Songs such as ‘Summertime’, ‘Someone to Watch Over Me’, ‘My Funny Valentine’, ‘Let’s Face The Music And Dance’ and ‘Some Enchanted Evening’ are so familiar they seem to be part of America’s cultural fabric. They are just five masterpieces in a canon now widely known as The Great American Songbook. It is not a real book, rather a term that applies to tunes of Broadway musical theatre, Hollywood movie musicals and Tin Pan Alley (the hub of songwriting that was the music publishers’ row on New York’s West 28th Street). The songs became the core repertoire of jazz musicians during this period, which stretched roughly from 1920 to 1960.
Naturally the drawing room image – including snow, cigarettes and my little dog – is now completely off the radar. As I look atop my computer while writing I see the flat surface of Sarasota Bay, the colour of powder pink and blue, palm trees and yachts in the nearby boat slip. It’s early January and I have just returned from a swim in the pool before which I cycled about 15 kms to Bayfront Park and back. The music accompanying this project is Vivaldi’s Violin Concerto in F major.

My meandering contemplations have not however changed much. I persist to amuse myself by what is before me, around me, within me. And naturally music. I can imagine no greater deprivation than to be deaf. The late L. C. Audette, QC OC once knowingly remarked that he would much prefer being blind rather than deaf; that being deaf is alike being emprisoned in a glass cage. As much as I like oriental rugs and thick oil paintings, I reluctantly concede.
Happily for me these necessities have not burdened me. In fact, considering what I have done today, nothing burdens me. We opened the day with the anticipated egg-in-the-hole venture which – as DJA accurately predicted – has pretty much exhausted the erstwhile passion. I have enough bread remaining to promote at least one further cooking infraction – mainly a composite of oil, rosemary, eggs, cheese and shaved ham. I won’t attempt to dignify it further! Like cigarettes and martinis, it wasn’t all I wistfully recalled.
That serious introduction to the day was almost immediately followed by an appearance at the local dentist’s office for a cleaning. The hygienist reported that a small anterior filling became dislodged and disappeared (presumably I swallowed the tiny piece of silver). This engendered a commotion of appointments for examination by the dentist and to enable him properly to characterize the appurtenant repair. In the meantime I arranged a subsequent cleaning attendance to complete the customary three-month cycle.
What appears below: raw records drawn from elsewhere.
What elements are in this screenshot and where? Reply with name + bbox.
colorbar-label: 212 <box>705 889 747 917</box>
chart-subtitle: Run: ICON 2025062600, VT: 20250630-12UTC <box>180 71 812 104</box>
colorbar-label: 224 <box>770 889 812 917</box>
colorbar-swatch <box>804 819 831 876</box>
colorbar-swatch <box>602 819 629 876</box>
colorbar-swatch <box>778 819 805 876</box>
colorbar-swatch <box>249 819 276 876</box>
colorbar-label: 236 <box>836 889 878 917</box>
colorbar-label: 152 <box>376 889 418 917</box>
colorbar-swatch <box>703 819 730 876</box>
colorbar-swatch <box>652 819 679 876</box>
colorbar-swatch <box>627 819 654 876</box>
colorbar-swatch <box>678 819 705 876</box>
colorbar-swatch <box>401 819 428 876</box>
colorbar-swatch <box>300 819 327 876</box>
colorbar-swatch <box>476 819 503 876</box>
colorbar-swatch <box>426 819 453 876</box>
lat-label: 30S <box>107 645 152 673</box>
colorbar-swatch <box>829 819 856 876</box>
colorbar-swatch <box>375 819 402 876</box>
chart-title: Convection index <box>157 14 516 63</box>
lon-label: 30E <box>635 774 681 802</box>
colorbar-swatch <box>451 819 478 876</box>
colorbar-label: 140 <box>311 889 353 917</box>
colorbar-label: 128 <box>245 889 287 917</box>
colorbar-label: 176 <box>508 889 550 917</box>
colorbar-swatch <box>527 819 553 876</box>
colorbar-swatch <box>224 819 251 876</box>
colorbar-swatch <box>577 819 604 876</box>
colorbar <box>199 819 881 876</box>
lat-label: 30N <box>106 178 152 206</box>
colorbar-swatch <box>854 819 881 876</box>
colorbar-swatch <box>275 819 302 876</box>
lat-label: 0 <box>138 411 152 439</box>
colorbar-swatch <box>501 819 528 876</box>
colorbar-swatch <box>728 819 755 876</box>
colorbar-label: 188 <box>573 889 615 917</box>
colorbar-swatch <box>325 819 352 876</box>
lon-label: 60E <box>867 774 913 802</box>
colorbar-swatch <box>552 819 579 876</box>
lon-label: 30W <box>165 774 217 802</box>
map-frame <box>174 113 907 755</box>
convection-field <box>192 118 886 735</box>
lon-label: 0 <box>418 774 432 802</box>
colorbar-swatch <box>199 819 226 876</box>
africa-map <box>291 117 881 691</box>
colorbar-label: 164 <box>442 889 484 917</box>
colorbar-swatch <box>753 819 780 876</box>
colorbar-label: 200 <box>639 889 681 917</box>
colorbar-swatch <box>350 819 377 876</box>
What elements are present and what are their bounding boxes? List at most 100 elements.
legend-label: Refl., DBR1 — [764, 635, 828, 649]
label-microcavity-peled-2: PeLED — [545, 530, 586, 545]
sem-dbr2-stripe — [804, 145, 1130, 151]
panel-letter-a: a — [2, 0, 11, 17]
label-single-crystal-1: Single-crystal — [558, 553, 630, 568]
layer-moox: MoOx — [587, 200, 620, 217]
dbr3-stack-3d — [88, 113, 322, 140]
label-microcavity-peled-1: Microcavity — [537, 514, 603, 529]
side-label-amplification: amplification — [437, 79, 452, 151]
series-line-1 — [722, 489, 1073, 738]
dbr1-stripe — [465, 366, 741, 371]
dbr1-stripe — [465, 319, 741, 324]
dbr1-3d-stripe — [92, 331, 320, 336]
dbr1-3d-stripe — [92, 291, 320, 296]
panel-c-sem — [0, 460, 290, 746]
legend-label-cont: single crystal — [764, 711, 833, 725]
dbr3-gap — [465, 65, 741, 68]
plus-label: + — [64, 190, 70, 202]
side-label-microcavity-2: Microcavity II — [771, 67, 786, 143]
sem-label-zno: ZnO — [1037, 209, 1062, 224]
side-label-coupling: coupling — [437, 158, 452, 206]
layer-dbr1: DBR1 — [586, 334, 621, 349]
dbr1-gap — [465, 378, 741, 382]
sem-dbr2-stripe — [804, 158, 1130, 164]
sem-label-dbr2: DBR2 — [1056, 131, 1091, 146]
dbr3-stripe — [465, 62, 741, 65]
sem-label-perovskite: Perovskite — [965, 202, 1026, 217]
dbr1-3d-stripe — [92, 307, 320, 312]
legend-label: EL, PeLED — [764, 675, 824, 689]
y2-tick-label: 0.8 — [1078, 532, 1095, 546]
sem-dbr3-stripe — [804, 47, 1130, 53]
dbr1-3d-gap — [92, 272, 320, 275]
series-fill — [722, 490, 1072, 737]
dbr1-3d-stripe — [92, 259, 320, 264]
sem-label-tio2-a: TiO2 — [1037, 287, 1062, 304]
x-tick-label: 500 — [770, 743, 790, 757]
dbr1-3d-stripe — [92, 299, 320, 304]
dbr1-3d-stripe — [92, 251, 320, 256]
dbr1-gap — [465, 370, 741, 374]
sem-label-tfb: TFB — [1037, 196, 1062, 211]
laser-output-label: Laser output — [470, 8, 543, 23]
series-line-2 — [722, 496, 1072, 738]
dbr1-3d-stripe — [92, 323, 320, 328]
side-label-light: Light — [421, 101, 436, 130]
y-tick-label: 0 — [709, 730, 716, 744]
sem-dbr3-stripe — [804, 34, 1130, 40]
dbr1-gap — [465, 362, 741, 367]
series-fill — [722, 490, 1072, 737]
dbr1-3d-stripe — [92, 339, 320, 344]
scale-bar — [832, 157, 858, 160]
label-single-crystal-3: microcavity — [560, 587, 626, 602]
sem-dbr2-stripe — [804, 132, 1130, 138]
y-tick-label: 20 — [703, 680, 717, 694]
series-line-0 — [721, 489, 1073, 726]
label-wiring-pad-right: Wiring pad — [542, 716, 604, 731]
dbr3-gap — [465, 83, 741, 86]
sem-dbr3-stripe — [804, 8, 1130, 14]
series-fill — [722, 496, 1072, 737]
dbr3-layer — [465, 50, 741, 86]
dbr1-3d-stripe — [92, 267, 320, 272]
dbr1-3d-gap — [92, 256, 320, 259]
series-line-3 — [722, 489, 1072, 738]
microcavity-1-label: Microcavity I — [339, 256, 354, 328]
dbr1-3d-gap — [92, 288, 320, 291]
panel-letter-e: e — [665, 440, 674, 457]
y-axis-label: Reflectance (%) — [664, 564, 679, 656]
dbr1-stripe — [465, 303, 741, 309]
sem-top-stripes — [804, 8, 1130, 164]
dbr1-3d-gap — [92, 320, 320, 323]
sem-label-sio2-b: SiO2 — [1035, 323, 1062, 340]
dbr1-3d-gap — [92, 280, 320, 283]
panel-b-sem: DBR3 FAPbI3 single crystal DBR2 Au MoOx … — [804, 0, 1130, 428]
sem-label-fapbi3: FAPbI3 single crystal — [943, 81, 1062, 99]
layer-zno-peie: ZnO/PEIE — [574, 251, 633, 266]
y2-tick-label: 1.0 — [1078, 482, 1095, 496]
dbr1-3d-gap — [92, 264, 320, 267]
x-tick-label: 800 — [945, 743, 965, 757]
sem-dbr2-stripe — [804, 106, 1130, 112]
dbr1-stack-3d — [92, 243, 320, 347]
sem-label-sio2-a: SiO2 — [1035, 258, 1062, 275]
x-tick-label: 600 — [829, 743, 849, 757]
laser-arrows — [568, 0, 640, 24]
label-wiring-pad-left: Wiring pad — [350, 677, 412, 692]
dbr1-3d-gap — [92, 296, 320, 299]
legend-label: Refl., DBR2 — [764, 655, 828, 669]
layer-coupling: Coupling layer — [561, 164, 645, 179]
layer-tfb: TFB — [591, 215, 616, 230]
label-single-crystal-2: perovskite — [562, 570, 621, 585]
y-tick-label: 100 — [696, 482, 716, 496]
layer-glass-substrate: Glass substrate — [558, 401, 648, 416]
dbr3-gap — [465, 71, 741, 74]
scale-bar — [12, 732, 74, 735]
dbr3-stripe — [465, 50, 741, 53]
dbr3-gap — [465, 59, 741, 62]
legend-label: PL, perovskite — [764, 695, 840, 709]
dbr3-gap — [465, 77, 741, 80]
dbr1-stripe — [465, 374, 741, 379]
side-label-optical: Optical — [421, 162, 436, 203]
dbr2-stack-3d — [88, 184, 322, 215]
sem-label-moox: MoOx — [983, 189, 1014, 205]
DJA and I had as well visited the pertinent international exigencies upon reporting these expenses to the insurer and our accountant (with whom I also exchanged an email concerning the appropriateness of posting current accounts on the Portal before the conclusion of the previous calendar year). All very tarsome at first but ultimately relieving. The descent into these annoying details provoked a smattering of earnestness but we’ve managed to survive unscathed. Debate surrounding these trifling features is never without its repercussions. Part of the patina of partnership, I presume.